Ab dem 19. Oktober 1958 übernahm die Linie 17 die Sterkrader Strecke, deren nördlicher Endpunkt nunmehr bis zum 22. November 1964 in Kirchhellen und danach in Gladbeck lag. Zugleich verschwanden die seit Oktober 1957 zeitweise auf der „23“ eingesetzten Düwag-Gelenkwagen. Da sie in Sterkrade aufgrund zu enger Radien am Bahnhof nicht fahren konnten, mussten die nach Sterkrade reisenden Fahrgäste an der Ausweiche Hasenstraße in Zweiachser umsteigen.

Zwischen 1959 und 1964 wurde die Trasse in der Teutoburger Straße in mehreren Abschnitten zweigleisig ausgebaut. Dabei wurde der Baumbestand zugunsten breiterer Fahrbahnen dem wachsenden Individualverkehr geopfert. In Sterkrade wurde die Zufahrt zur Endstelle am Bahnhof nunmehr durch größere Radien für den Einsatz vierachsiger Großraumwagen ertüchtigt.

Der moderne Straßenbahnbetrieb mit Großraumwagen war gleichwohl nur von kurzer Dauer.
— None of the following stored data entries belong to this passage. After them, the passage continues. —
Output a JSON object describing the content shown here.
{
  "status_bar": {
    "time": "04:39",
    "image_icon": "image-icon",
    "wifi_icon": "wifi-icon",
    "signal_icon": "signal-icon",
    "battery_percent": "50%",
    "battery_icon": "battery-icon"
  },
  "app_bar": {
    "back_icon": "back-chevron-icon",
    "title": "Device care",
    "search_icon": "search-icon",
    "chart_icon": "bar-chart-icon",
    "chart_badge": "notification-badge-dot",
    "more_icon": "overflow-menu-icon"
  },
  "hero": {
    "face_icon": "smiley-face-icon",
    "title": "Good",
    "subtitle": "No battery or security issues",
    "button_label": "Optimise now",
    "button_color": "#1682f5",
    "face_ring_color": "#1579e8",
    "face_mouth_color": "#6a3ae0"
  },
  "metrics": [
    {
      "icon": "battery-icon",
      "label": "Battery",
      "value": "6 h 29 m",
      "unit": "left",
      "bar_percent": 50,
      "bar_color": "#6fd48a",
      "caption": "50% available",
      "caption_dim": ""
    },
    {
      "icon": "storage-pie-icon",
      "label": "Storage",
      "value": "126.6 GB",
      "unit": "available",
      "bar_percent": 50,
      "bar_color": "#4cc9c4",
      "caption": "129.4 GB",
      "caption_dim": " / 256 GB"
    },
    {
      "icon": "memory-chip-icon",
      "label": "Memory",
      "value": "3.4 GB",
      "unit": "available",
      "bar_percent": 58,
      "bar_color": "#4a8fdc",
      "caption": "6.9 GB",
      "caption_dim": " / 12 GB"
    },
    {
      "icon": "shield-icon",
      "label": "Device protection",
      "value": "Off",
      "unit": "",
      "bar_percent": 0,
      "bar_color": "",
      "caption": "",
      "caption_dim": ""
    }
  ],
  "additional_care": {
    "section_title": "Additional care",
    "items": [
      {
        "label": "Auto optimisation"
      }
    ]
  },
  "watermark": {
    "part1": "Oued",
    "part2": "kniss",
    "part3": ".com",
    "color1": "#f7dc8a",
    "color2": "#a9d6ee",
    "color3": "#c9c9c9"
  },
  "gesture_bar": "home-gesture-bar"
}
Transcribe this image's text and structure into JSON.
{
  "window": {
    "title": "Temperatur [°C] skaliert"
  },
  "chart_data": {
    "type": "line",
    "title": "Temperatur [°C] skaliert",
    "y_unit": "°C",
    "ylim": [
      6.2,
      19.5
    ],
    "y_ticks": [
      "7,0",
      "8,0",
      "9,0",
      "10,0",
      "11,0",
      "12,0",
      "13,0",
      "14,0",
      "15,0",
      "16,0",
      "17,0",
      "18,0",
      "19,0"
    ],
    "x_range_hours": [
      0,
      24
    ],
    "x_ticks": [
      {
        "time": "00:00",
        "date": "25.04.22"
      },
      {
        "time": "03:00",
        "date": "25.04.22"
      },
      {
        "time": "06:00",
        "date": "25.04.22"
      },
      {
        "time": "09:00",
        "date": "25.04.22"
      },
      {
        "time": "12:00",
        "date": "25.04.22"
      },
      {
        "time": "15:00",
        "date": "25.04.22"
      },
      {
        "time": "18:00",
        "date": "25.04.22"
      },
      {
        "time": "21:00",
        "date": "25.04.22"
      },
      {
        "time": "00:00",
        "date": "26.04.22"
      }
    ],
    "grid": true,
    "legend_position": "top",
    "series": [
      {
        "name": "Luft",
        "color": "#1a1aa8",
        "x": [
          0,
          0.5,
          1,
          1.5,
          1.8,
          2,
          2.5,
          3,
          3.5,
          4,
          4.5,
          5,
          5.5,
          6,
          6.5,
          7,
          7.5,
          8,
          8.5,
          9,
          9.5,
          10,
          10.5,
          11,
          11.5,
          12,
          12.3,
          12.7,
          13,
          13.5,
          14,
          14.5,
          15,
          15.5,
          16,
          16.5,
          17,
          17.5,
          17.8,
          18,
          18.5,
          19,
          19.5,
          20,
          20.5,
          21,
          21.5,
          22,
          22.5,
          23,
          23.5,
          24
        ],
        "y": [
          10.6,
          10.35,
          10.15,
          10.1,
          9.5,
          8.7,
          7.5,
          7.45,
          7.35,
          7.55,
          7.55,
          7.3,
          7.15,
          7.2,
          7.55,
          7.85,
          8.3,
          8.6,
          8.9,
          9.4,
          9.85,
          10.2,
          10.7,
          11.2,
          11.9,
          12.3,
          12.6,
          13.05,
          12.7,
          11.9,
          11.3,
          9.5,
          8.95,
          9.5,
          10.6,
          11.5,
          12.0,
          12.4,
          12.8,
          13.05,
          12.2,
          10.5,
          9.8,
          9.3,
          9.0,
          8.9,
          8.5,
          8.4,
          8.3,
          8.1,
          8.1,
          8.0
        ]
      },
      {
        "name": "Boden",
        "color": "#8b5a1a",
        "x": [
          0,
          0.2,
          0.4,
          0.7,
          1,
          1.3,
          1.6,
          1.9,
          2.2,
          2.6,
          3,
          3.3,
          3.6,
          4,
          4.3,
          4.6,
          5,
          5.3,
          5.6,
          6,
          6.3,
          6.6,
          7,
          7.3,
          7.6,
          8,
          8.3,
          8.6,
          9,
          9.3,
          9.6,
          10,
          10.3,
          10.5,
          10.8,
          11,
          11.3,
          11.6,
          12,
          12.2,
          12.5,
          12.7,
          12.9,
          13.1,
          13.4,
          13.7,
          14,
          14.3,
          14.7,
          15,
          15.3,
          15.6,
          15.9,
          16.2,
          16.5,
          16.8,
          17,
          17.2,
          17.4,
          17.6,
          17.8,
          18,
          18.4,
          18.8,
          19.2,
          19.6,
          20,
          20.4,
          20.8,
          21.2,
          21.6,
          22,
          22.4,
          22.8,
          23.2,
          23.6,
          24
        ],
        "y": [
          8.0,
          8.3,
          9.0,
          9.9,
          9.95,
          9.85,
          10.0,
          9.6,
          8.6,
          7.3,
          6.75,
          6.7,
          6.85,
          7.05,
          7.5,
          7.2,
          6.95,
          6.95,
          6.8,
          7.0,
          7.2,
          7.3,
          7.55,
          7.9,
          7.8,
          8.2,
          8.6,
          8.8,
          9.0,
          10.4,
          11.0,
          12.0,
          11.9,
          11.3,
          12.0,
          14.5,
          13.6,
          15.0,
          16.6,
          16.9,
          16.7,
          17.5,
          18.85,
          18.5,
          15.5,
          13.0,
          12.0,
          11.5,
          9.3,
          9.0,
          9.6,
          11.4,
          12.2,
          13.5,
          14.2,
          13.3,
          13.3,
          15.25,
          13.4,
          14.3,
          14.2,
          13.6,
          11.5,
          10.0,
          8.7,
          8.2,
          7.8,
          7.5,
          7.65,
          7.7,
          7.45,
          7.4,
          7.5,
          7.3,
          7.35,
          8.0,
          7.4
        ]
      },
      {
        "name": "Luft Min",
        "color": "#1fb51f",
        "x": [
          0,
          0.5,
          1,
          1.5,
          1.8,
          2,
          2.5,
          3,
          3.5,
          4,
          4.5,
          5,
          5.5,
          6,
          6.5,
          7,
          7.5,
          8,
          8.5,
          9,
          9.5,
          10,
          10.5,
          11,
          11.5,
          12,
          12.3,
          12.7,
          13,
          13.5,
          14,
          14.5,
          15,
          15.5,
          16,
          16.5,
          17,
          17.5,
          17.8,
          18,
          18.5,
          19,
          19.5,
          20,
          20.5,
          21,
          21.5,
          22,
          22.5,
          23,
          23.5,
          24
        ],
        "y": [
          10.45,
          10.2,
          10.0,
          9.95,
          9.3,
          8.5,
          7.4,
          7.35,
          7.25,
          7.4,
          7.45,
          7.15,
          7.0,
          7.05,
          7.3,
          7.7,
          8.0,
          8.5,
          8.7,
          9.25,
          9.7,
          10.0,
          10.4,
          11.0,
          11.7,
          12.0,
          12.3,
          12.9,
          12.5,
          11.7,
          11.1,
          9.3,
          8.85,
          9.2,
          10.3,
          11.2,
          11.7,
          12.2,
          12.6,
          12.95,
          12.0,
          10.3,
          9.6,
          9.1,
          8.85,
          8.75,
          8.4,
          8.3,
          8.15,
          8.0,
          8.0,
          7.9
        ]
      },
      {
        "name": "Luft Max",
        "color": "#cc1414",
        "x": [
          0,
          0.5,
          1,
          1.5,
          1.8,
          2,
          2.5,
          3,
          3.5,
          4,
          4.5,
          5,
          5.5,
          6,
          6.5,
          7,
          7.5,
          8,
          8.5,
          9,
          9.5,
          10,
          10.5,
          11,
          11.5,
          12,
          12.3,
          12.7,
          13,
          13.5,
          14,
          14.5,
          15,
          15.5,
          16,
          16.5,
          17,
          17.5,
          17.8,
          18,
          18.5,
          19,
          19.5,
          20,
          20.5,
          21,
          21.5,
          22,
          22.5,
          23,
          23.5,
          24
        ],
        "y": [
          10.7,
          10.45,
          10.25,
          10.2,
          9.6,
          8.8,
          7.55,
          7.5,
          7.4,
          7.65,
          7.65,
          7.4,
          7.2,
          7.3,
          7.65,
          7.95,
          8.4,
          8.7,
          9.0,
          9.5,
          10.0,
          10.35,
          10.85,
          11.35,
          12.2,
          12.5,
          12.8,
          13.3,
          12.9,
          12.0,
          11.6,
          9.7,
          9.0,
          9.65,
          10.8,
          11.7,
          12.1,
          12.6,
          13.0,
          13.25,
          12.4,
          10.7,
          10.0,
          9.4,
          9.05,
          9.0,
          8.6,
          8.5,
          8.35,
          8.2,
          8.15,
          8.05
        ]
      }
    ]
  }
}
Seit einer Sitzung des Stadtrates am 5. Juli 1965 war in Oberhausen die Einstellung des Straßenbahnnetzes eine beschlossene Sache.

Bereits mit dem Wechsel zum Winterfahrplan 1965/66 wurde am 2. Oktober 1965 die Oberhausener Linie 2 Oberhausen – Osterfeld – Sterkrade eingestellt. Die Vestischen Strassenbahnen waren nunmehr allein auf der Sterkrader West-Ost-Achse unterwegs, bis auch sie am 16. April 1968 den zuletzt als Pachtstrecke von der Linie 17 befahrenen Abschnitt zwischen Sterkrade Bahnhof und Osterfeld Harkortstraße aufgaben.

Die Oberhausener Straßenbahn beendete den Schienenverkehr am 13. Oktober 1968 mit der Einstellung der Linie 1 Holten Bahnhof – Broermann Realschule. In Osterfeld und Bottrop übernahm die Linie 10 ab dem 16. April 1968 das Teilstück Harkortstraße -Heidenheck – Pferdemarkt. Die Einstellung dieser Strecke erfolgte am 20. Oktober 1974.